SAVANNAH — The delay-plagued Savannah Convention Center expansion is near completion, and the adjoining hotel that’s needed to accommodate larger conferences finally has a target opening date.
Together the state-backed projects are meant to turn the 25-year-old exhibition hall popular with regional organizations into a draw for national groups. The expanded facility will be the 71st-largest convention center in the United States.
Gov. Brian Kemp championed the $276 million expansion, but funding disputes between the convention center contractor and the Georgia State Financing and Investment Commission slowed construction. Originally slated to open in fall 2023, the hall addition is set to host its first event, a 300-team youth volleyball tournament, on Feb. 15. Convention center managers have a temporary certificate of occupancy for the addition with a “punch list” of small issues to fix ahead of opening.
Credit: Stephen B. Morton for The Atlanta Journal Constitution
Credit: Stephen B. Morton for The Atlanta Journal Constitution
As for the hotel, a 400-room Signia by Hilton Savannah is to open in March 2028 on a parcel next to the convention center. The hotel’s initial design, including guest room layouts, is nearing completion, and Atlanta-developer Songy Highroads showed off renderings of the hotel Wednesday during a Savannah-Georgia Convention Center Authority board meeting.
The plans impressed the hall’s chief business marketers, Visit Savannah’s Joe Marinelli and the Savannah Convention Center’s Angela Daniels.
“Our customers and prospects are going to love this when we can go to market with it,” said Marinelli, chief executive of the convention and visitors bureau, upon seeing the renderings and layouts during an earlier meeting.
Officials have not yet set a groundbreaking date for the hotel. With predevelopment plans nearly finalized, the next step is a bond sale to finance construction. According to an official with the Georgia World Congress Center Authority, the state entity that owns the convention center, the $300 million in bonds should be available in June.
One bond detail yet to be worked out is the legality of the convention center authority guaranteeing one tranche of those securities. The authority is funded in part by hotel-motel tax revenues, and current tax law does not include language that would allow those funds to be used to back a convention center hotel. Authority Chairman Mark Smith said state lawmakers would take up the matter once the 2025 legislative session opens in January.
“It’ll get done,” Smith said. “It won’t be controversial.”
The progress on the hotel comes as a relief to members of the convention center authority. Attempts to build a second convention center hotel — the first is a 403-room Westin opened in 1999 that sits east of the exhibition hall and is the only hotel within walking distance — have been ongoing since 2010. The convention center sits across the Savannah River from the historic downtown, and convention attendees not staying at the Westin must access the exhibition hall by car, bus or ferry.
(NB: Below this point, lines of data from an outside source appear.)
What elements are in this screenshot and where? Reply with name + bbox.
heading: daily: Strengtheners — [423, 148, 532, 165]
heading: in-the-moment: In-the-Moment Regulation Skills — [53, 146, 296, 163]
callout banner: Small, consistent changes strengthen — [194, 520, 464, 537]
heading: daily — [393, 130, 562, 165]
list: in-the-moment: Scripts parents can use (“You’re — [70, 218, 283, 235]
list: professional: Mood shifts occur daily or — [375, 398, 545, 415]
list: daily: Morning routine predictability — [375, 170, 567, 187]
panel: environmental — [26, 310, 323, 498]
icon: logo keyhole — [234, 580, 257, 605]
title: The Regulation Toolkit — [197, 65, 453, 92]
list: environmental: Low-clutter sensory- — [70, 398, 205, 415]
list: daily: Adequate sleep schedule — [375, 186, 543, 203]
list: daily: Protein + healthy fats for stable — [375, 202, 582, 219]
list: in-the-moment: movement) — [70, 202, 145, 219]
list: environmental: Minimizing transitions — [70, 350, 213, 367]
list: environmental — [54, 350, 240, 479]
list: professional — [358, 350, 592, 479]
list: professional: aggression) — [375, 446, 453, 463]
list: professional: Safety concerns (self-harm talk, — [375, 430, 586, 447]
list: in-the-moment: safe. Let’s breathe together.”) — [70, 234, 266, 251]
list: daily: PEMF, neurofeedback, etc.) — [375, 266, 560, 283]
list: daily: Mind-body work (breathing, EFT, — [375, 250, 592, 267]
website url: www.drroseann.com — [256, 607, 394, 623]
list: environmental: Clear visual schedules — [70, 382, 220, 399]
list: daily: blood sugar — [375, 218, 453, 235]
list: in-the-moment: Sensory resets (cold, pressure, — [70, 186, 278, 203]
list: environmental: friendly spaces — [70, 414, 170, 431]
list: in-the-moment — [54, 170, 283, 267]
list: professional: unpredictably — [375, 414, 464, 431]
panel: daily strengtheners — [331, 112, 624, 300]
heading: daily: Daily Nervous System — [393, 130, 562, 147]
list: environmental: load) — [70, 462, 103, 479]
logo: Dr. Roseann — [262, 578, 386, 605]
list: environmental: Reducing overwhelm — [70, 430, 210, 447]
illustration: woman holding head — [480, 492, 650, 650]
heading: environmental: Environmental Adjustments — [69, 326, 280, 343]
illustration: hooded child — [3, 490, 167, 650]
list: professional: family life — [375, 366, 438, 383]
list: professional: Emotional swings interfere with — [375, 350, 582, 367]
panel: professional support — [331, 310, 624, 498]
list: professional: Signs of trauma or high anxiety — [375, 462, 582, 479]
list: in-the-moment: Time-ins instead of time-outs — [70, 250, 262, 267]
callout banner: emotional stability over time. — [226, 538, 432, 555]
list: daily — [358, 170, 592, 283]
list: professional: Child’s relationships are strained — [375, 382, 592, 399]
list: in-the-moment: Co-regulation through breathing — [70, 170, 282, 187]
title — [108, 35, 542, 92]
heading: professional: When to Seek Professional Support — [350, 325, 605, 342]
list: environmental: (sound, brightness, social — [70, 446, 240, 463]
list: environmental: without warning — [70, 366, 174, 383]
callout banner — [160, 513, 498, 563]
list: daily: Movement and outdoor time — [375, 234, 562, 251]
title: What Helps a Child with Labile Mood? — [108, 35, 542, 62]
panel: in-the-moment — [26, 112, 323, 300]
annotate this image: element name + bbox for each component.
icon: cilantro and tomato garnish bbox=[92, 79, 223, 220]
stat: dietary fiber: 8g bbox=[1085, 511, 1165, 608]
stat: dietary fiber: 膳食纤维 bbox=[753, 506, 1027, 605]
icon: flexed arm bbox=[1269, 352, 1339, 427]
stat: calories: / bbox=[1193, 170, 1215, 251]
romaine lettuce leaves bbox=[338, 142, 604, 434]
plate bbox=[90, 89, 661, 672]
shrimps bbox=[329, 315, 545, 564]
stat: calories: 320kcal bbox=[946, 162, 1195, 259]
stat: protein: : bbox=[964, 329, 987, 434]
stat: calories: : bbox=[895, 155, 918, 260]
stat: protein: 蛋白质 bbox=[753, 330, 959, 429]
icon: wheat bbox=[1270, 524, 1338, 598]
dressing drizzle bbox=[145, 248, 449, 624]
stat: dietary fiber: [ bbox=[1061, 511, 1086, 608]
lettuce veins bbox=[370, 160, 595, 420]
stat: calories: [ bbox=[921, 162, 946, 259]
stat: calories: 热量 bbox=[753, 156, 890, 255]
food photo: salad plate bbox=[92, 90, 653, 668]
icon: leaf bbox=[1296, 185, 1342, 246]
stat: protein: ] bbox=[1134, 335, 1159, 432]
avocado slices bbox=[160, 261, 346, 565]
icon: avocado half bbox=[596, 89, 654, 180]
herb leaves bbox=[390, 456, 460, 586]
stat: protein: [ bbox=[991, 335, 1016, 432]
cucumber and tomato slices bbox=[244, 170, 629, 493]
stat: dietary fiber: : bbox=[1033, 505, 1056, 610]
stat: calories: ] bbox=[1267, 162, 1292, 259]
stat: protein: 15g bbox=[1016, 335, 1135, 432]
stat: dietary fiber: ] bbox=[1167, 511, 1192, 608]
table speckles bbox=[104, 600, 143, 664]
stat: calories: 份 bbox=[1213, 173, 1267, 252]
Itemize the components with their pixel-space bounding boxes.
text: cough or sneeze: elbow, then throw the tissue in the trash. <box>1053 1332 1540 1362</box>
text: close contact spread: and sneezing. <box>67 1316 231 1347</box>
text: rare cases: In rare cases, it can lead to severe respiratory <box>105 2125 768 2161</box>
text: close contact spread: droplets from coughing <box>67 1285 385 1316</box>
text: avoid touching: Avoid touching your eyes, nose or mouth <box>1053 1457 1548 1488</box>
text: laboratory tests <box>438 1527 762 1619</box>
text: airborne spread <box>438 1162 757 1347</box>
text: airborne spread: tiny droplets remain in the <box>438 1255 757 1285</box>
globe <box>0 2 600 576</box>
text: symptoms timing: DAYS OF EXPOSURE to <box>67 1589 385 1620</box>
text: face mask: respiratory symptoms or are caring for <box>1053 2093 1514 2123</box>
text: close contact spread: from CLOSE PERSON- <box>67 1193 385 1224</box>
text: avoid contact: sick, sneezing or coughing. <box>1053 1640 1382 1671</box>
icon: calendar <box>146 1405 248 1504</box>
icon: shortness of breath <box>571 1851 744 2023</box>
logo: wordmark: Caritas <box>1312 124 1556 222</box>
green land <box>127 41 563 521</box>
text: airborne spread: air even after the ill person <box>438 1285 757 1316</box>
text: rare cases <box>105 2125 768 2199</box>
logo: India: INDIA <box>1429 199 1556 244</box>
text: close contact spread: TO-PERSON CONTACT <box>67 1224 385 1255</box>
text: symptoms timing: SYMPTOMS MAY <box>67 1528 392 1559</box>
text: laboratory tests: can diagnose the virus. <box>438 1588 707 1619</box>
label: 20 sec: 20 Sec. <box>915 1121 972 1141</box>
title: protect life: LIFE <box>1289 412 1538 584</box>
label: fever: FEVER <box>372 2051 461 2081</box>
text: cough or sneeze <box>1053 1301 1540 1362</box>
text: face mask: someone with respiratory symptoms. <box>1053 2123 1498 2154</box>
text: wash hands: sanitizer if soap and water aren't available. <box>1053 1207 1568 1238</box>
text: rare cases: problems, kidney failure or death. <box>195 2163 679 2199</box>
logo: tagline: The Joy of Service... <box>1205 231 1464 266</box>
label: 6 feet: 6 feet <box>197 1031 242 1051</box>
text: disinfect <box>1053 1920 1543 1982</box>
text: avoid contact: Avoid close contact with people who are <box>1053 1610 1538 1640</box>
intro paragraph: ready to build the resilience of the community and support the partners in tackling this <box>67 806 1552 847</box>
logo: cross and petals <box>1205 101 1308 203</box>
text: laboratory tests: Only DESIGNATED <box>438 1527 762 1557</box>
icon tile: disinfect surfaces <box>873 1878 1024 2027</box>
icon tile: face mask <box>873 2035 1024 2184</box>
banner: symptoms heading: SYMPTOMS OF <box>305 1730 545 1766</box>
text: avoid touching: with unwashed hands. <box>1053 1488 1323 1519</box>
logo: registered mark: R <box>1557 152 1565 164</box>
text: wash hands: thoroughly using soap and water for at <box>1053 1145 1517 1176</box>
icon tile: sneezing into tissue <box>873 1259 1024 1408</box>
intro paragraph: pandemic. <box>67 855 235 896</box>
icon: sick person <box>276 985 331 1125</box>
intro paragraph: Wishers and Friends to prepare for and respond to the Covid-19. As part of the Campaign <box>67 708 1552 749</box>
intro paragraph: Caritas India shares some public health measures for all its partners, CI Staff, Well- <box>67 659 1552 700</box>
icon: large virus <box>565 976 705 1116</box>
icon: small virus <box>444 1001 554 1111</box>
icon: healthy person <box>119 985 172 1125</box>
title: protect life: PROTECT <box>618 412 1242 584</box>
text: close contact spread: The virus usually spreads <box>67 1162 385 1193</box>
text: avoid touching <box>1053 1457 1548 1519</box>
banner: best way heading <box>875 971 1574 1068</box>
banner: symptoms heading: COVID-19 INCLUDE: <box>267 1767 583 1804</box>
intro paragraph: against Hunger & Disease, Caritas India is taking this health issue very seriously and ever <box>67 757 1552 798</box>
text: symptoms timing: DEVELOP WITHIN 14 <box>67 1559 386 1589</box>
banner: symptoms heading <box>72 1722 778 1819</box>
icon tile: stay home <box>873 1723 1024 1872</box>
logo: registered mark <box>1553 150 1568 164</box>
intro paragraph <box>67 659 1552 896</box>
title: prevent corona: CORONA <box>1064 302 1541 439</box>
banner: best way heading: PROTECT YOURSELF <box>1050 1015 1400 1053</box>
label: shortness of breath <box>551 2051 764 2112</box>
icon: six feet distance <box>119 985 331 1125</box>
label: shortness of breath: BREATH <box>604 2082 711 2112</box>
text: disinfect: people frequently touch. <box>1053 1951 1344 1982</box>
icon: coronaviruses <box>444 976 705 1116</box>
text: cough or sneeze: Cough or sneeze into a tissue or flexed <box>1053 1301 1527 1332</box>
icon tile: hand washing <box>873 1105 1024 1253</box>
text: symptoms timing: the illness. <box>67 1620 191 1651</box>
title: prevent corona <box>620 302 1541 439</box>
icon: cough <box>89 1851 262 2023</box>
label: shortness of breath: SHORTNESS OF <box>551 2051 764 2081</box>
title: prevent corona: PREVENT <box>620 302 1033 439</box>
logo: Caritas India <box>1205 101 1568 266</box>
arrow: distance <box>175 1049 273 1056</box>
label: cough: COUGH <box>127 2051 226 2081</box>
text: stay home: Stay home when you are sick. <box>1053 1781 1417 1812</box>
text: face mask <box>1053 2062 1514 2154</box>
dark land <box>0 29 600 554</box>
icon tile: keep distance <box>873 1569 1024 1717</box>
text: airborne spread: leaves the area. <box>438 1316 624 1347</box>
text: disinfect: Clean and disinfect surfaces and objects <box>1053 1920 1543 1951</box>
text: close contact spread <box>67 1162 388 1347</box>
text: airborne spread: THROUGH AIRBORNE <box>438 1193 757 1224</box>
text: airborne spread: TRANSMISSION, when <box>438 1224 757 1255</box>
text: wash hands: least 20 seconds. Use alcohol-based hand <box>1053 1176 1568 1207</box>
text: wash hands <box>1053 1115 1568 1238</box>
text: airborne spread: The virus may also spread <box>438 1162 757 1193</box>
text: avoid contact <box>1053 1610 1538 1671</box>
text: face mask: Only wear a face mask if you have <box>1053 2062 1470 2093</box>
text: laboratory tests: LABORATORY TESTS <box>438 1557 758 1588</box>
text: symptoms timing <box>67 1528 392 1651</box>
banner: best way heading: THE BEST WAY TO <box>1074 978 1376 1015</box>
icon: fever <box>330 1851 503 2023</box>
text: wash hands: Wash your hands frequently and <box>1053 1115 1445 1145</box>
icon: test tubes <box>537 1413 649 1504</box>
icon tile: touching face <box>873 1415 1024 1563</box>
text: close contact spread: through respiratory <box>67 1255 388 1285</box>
Three previous hotel development contracts were abandoned due to financing concerns, including one that fell through in June 2023. That latest failure, along with data from Visit Savannah citing lost business due to a lack of hotel room availability near the exhibition hall, prompted the Georgia World Congress Center Authority to take on the project in late 2023.
The authority adopted the same model used to build the Signia by Hilton Atlanta, the 1,000-room glass skyscraper next to the Georgia World Congress Center and Mercedes-Benz Stadium. The authority partnered with Hilton as well as an investment bank on the hotel, which opened in January 2024.
Credit: Georgia-Savannah Convention Center Authority
Credit: Georgia-Savannah Convention Center Authority
Construction of the Savannah hotel is considered vital to the expanded convention center’s success. The larger hall is being marketed to groups that require 2,000-plus hotel rooms, and tourism officials currently must work with 15 or more hotels to find that many rooms. In a city where hotel occupancy rates regularly surpass 90% — particularly in tourism-rich downtown — securing room blocks for conventions is a challenge.
Operators of Savannah’s larger downtown hotels acknowledge the need for the Signia by Hilton Savannah even though the convention center hotel will compete with their properties for business. The convention center authority, which includes a Savannah hotel operator, meets regularly with lodging members to update them on the progress toward the convention center hotel’s construction.
“The local lodging community agrees with the importance of the project for our destination and await the final terms before offering support for this specific potential development,” said Michael Owens, who heads the Tourism Leadership Council, a hospitality industry trade group.
Demand is high for the expanded convention center. Already 146 events have been booked in the space through the end of the decade, according to Savannah Convention Center General Manager Kelvin Moore.